Toiles de maître et argent liquide

Les juges s’intéressent à lui dans le cadre de l’enquête sur un éventuel financement électoral occulte de Nicolas Sarkozy par l’ex-dictateur libyen Kadhafi. A la faveur d’une perquisition, ils firent, chez Claude Guéant, les deux découvertes à propos desquelles l’intéressé peine à s’expliquer.

D’une part, un demi-million d’euros versés, depuis l’étranger, sur son compte personnel. Selon l’ex-ministre : le produit de la vente, en 2008, de deux tableaux d’un peintre flamand du XVIIe siècle. Problème? D’après les experts des milieux de l’art, la cote de ce peintre ne permet absolument pas d’atteindre un montant si faramineux. Accessoirement, la vente de ces toiles à l’étranger aurait dû être déclarée à la Culture, ce qui ne fut pas fait.

D’autre part, autre découverte faite par les juges, les traces de paiements en liquide pour quelque 25 000 euros, que Claude Guéant reçut quand il était ministre et, auparavant, quand il dirigeait le cabinet du ministre de l’Intérieur Sarkozy. "Des sommes pas très importantes", consacrées à l’achat "d’électroménager", minimisa-t-il . Au risque de paraître très décalé, aux yeux du Français moyen, au pouvoir d’achat régressant.
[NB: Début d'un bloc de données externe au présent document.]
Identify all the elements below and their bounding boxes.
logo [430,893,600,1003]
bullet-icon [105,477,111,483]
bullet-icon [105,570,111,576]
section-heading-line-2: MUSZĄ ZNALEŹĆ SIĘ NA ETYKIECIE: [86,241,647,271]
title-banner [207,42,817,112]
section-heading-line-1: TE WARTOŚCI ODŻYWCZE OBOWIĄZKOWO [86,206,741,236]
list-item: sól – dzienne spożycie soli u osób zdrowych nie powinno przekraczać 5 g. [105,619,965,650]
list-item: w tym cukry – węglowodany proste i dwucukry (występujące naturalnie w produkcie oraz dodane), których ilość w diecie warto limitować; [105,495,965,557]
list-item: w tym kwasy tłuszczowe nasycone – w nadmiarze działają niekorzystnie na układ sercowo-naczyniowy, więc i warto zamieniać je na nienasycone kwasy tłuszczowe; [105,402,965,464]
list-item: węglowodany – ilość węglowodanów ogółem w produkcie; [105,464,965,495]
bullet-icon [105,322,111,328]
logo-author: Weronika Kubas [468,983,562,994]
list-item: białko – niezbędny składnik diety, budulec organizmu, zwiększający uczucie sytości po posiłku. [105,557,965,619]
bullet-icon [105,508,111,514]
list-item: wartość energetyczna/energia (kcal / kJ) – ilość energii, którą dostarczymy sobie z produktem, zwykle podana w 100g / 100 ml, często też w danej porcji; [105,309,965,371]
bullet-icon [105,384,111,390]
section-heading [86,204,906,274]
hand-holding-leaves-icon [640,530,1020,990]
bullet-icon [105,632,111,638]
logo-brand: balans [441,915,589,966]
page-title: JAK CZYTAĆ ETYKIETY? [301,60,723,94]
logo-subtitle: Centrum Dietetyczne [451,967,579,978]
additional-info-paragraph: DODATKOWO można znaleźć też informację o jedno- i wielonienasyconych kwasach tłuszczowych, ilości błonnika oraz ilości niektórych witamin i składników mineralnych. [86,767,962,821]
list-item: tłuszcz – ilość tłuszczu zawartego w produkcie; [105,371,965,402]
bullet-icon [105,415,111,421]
"La note de Guéant qui piège Guéant"

De l’argent liquide touché au titre de primes, comme "des milliers" de fonctionnaires de l’Intérieur en bénéficiaient à l’époque, ajouta-t-il. Problème ? Les primes de cabinet (les fameux "fonds secrets") furent supprimées dès 2002, par l’alors Premier ministre Lionel Jospin. Et, mardi, "Le Canard Enchaîné", qui révéla l’affaire, a mis en pièces l’autre origine possible de ces espèces : le liquide ayant toujours circulé à l’Intérieur (pour payer les indicateurs, etc.). L’hebdo satirique, en effet, a produit une note datée de 1998, et attribuée à Claude Guéant, alors n°1 de la police nationale. Elle spécifie, noir sur blanc, que de tels fonds ne peuvent "en aucun cas" servir de gratifications à des membres de cabinets.

"Guéant piège Guéant", s’est gaussé le palmipède. L’UMP, manifestement gênée par ce qui pourrait bien devenir le feuilleton politico-financier de l’été, en a été réduite à fustiger "une dérive à l’américaine de la justice française". Où "les tribunaux médiatiques remplacent les tribunaux judiciaires", et où le justiciable est "tenu de prouver son innocence", alors que ce serait à la justice d’établir sa culpabilité.